You should install xgawk from the link I gave you and use that one.
Xgawk, in XML mode, uses XML elements rather than whitespace separated
text fields (see the numerous examples on the website).
Cheers,
--
Klaus Alexander Seistrup
Tv-fri medielicensbetaler
http://klaus.seistrup.dk/
| |
| Klaus Alexander Seistrup 2007-03-03, 6:57 pm |
| I wrote:
> Xgawk, in XML mode, uses XML elements rather than whitespace
> separated text fields (see the numerous examples on the website).
You could use a script along these lines:
#v+
#!/usr/local/bin/xgawk -f
@load xml
XMLCHARDATA { data = $0; }
XMLENDELEM == "ARTIST" {
what["ARTIST"] = data
}
XMLENDELEM == "COMPANY" {
what["COMPANY"] = data
}
END {
if (what["ARTIST"])
print " Artist: " what["ARTIST"]
if (what["COMPANY"])
print "Company: " what["COMPANY"]
}
# eof
#v-
Run with your sample XML file yields:
Artist: Bob Dylan
Company: Columbia
Cheers,
--
Klaus Alexander Seistrup
http://klaus.seistrup.dk/
| |
| William Park 2007-03-09, 6:57 pm |
| Mag Gam <magawake@gmail.com> wrote:
> Correction:
> <CATALOG>
> <CD>
> <TITLE>Empire Burlesque</TITLE>
> <ARTIST>Bob Dylan</ARTIST>
> <COUNTRY>USA</COUNTRY>
> <COMPANY>Columbia</COMPANY>
> <PRICE>10.90</PRICE>
> <YEAR>1985</YEAR>
> </CD>
> <TAPE>
> <TITLE>Empire Burlesque</TITLE>
> <ARTIST>Bob Dylan</ARTIST>
> <COUNTRY>USA</COUNTRY>
> <COMPANY>Columbia</COMPANY>
> <PRICE>6.99</PRICE>
> <YEAR>1985</YEAR>
> <TAPE>
> <CATALOG>
>
> I am trying to get
> Artist: Bob Dylan
> Company: Columbia
> CD Price: 10.90
> Tape Price: 6.99
>
> Sorry for the confusion. I am able to get the first part, fairly easy,
> however the second part is a lot harder. Thats the reason why I am
> asking about the 'stack' and 'pop' option.
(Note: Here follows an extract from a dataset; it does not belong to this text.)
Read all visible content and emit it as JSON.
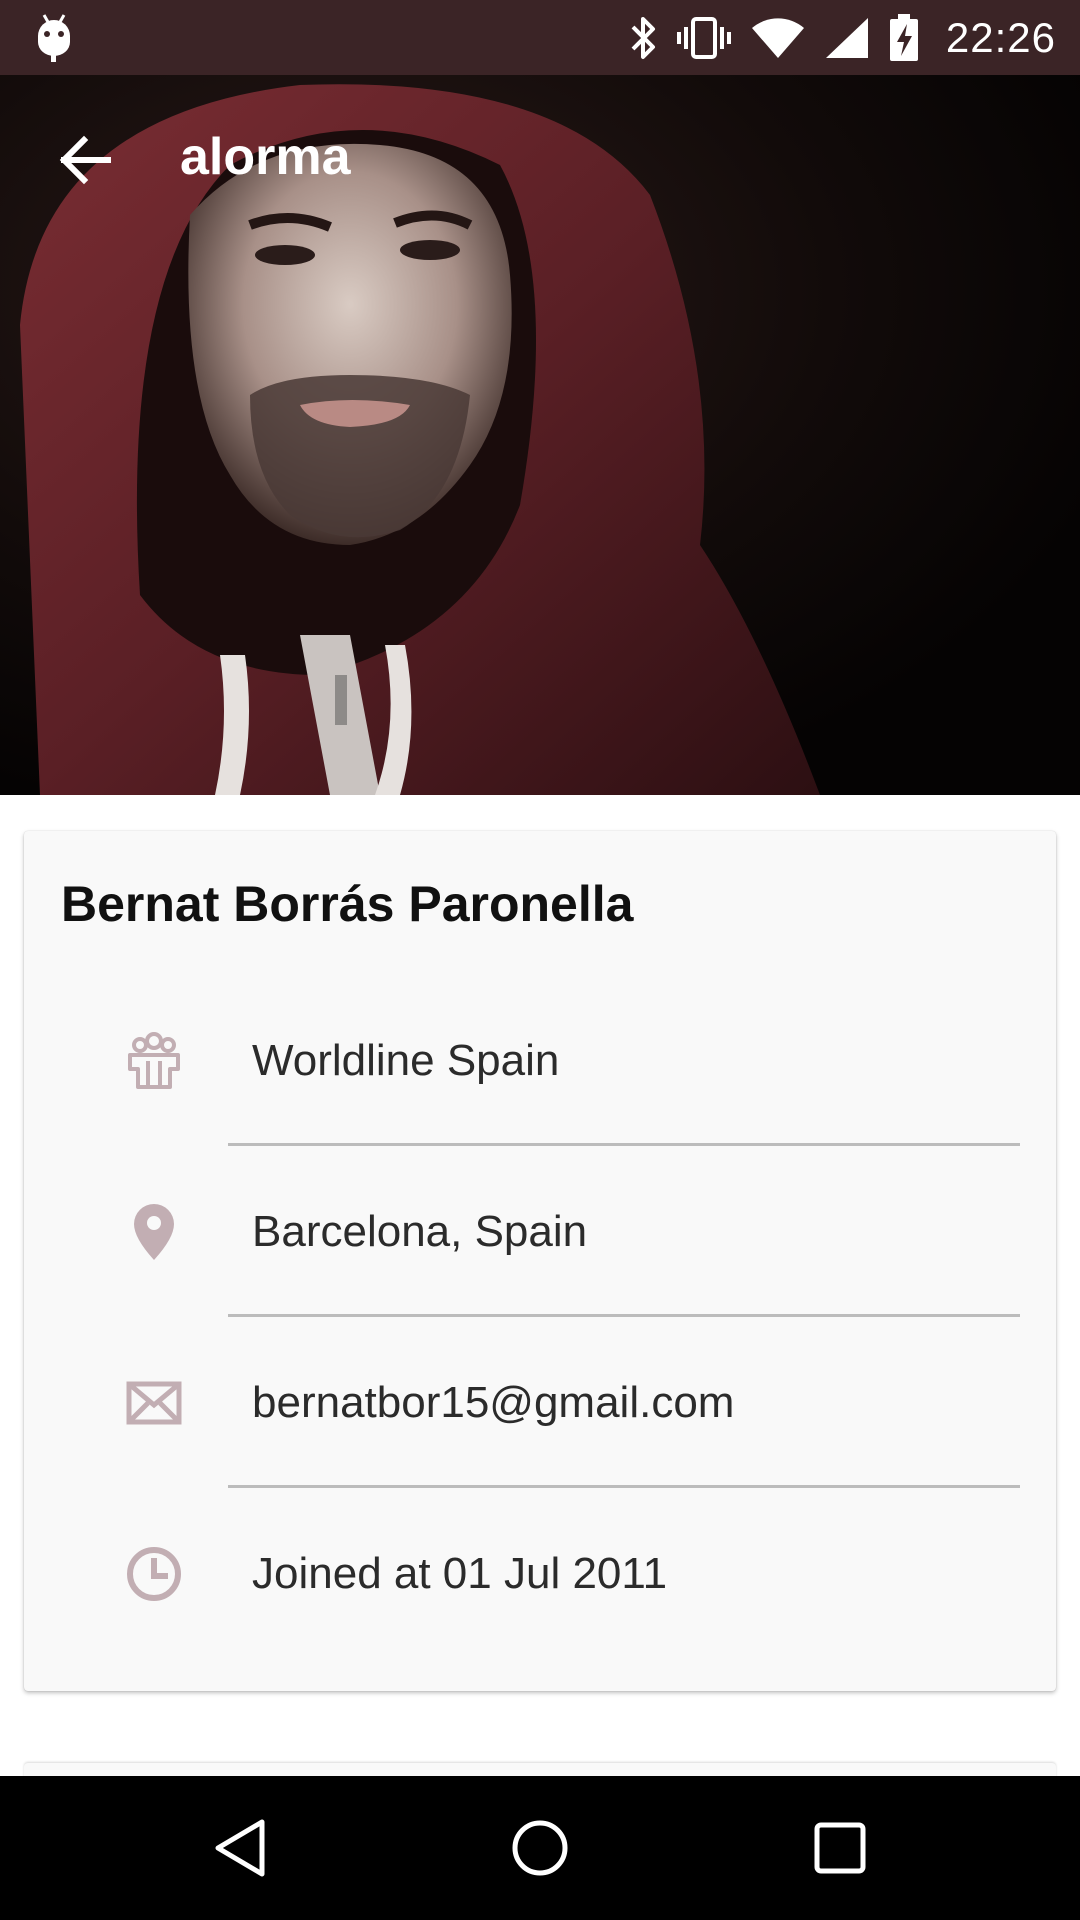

Since you asked, shell approach would go something like :-)
data ()
{
case ${XML_TAG_STACK[0]}.${XML_TAG_STACK[1]}.${XML_TAG_STACK[2]} in
ARTIST.CD.CATALOG) echo "Artist: $1" ;;
COMPANY.CD.CATALOG) echo "Company: $1" ;;
PRICE.CD.CATALOG) echo "CD Price: $1" ;;
PRICE.TAPE.CATALOG) echo "Tape Price: $1" ;;
esac
}
expat -d data < file.xml
Ref:
http://home.eol.ca/~parkw/index.html#expat
--
William Park <opengeometry@yahoo.ca>, Toronto, Canada
ThinFlash: Linux thin-client on USB key (flash) drive
http://home.eol.ca/~parkw/thinflash.html
BashDiff: Super Bash shell
http://freshmeat.net/projects/bashdiff/
| |
| Jürgen Kahrs 2007-03-10, 6:57 pm |
| Hello William,
> data ()
> {
> case ${XML_TAG_STACK[0]}.${XML_TAG_STACK[1]}.${XML_TAG_STACK[2]} in
> ARTIST.CD.CATALOG) echo "Artist: $1" ;;
> COMPANY.CD.CATALOG) echo "Company: $1" ;;
> PRICE.CD.CATALOG) echo "CD Price: $1" ;;
> PRICE.TAPE.CATALOG) echo "Tape Price: $1" ;;
> esac
> }
> expat -d data < file.xml
A short solution. But the nesting of XML tags
is "hardwired" into the code. This improves
readability, but may become inconvenient if
the nesting is ever changed.
Anyway, you found a simple bash-conformant solution
for passing attributes of tags.
|
|
|
|
|